The condition of the U.S. winter-wheat crop improved last week after rain fell in growing areas in the Midwest. The cotton harvest neared completion.
About 47 percent of the winter wheat was rated good or excellent as of yesterday, compared with 46 percent a week earlier and 64 percent a year earlier, the U.S. Department of Agriculture said today in a weekly report. An estimated 91 percent of the crop emerged as of yesterday, compared with 87 percent a week earlier and 89 percent, on average, the previous five years, the USDA said.
Soft-red wheat growing areas in southern Indiana and Ohio received as much as 1.5 inches (3.8 centimeters) of rain last week, said Drew Lerner, the president of World Weather Inc. Most of the Midwest had less than 70 percent of normal rainfall in the past 30 days, with parts of southeast Missouri, Illinois and northern Indiana getting less than 25 percent, he said.

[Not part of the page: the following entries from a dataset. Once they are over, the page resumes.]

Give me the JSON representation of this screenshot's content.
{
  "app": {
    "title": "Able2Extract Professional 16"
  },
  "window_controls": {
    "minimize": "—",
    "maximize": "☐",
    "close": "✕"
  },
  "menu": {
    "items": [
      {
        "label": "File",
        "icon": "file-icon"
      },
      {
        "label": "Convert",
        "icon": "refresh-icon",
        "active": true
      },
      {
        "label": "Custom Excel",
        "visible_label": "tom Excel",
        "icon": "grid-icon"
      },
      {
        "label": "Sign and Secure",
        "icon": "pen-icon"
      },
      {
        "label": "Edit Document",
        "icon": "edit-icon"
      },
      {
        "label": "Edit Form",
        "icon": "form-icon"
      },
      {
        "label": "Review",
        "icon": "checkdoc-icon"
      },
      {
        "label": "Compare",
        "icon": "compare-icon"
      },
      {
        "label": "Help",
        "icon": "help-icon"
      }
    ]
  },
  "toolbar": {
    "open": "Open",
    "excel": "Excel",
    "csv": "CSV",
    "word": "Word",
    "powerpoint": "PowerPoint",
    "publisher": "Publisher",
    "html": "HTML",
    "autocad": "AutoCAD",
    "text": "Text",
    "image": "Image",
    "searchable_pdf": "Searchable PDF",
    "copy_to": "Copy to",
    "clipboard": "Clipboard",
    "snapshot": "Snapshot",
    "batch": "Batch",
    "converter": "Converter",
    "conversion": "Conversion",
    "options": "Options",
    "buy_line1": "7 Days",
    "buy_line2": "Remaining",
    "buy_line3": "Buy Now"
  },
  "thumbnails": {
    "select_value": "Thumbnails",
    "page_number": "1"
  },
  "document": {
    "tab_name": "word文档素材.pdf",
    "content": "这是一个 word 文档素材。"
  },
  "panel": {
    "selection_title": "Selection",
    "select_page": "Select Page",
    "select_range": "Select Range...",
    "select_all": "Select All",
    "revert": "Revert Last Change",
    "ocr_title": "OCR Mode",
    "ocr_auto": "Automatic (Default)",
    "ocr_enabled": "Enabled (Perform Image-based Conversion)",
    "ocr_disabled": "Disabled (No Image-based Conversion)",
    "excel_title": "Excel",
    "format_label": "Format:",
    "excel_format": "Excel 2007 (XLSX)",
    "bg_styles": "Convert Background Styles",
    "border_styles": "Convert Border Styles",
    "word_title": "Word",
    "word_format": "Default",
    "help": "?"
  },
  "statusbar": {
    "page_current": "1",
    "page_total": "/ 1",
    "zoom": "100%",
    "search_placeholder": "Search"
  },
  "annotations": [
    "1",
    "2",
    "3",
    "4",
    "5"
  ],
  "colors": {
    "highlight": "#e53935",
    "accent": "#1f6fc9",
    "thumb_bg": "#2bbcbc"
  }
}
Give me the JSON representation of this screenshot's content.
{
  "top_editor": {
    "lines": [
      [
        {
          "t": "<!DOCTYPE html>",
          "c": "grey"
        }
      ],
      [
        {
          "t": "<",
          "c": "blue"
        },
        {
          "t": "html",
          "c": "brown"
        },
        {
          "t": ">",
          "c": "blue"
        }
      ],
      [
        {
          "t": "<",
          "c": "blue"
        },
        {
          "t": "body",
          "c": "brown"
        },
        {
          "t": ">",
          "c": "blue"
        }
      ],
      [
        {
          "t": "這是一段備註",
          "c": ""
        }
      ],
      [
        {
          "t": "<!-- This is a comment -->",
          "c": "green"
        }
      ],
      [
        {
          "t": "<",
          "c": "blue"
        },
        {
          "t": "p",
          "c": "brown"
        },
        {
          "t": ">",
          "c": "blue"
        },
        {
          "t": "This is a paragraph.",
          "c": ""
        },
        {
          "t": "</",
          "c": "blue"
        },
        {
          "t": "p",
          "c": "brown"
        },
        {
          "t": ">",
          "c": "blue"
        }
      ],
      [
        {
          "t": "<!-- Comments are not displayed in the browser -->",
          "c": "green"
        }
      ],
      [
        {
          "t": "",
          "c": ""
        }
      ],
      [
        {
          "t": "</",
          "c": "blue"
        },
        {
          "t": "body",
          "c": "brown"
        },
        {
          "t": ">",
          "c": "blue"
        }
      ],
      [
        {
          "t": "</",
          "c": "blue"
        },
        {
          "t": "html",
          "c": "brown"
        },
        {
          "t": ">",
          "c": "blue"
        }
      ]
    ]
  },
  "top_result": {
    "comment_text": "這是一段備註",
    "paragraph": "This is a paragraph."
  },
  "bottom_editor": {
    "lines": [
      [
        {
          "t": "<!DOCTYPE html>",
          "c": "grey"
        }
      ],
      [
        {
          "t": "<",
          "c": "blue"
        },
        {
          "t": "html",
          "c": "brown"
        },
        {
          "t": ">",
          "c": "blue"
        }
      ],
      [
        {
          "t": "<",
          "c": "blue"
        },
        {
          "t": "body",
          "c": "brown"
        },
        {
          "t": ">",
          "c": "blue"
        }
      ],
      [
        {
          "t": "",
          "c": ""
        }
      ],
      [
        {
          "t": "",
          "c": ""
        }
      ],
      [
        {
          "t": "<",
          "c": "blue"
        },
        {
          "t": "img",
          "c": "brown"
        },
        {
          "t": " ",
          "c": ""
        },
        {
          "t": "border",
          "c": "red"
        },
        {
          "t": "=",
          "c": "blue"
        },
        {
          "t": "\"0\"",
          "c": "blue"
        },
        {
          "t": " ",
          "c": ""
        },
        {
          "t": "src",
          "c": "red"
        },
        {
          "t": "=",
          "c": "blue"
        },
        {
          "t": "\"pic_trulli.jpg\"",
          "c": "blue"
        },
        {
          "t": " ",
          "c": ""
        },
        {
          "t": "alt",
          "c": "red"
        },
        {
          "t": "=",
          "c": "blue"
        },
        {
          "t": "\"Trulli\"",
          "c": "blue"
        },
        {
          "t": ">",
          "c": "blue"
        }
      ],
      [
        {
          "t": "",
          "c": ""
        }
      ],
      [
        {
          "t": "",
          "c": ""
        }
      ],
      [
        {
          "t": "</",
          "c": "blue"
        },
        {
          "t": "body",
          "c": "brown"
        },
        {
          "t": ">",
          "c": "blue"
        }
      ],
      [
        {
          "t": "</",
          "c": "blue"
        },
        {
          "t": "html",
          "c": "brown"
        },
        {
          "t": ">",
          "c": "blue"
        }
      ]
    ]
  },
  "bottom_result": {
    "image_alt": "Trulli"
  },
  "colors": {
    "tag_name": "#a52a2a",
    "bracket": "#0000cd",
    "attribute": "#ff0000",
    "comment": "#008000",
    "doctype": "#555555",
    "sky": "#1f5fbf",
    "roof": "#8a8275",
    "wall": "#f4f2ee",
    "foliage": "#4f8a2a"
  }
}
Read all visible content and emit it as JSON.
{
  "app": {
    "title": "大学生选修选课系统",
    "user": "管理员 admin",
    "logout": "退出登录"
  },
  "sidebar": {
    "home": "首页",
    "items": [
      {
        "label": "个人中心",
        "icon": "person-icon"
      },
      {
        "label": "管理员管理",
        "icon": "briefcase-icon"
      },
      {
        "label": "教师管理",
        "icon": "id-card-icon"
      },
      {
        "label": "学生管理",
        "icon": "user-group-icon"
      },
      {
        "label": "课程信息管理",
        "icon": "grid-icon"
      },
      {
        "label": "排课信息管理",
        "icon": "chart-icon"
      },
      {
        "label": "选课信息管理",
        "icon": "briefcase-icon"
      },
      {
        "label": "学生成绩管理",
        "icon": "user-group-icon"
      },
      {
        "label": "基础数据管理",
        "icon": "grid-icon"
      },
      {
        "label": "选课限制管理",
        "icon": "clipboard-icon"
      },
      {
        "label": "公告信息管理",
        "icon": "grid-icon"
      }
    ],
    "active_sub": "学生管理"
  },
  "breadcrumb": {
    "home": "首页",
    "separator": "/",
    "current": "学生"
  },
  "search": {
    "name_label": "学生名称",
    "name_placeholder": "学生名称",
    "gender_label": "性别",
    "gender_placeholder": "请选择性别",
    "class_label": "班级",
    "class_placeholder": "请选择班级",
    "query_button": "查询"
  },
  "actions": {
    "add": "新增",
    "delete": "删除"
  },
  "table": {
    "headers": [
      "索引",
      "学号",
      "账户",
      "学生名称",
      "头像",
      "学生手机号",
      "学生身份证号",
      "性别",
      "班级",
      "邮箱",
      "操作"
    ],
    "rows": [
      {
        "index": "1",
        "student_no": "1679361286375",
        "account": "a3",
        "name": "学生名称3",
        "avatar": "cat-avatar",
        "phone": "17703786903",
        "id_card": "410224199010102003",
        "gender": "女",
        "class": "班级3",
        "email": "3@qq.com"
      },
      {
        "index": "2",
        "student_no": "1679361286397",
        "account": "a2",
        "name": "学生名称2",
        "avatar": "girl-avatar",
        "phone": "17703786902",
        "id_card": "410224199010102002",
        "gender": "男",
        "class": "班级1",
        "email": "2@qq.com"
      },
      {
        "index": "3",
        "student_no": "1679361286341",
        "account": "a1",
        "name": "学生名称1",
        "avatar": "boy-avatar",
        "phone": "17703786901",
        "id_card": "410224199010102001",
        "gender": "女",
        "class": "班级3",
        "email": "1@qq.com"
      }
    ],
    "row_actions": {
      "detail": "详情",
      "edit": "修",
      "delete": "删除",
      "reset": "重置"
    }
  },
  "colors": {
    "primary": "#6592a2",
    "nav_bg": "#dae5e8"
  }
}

The rain was “definitely a step in the right direction,” Lerner said from Overland Park, Kansas. “Wheat is a grass, so it responds really well to light amounts of moisture. It doesn’t have a deep root system, so if you pick up an inch or an inch and a half, the crop will respond pretty rapidly.”
Wheat crops will soon go dormant for the winter and be harvested starting in May. The department will release its estimate of winter-wheat planted acreage in January.
Some crops in the northern Great Plains from Nebraska to northwest Kansas may enter dormancy as early as this week, as temperatures fall below 10 degrees Fahrenheit (minus 12 Celsius) starting on Nov. 25, Lerner said.
“Temperatures will still bounce around a bit, but at a bare minimum, we’ll be moving into semi-dormancy across the northern areas,” he said.
The cotton harvest was 86 percent completed, up from 78 percent a week earlier and the previous five-year average of 73 percent, the USDA said. Dry weather in Texas, the largest producing state, has allowed the harvest to accelerate, and “no meaningful” rainfall is in the forecast for the next 10 days, Lerner said.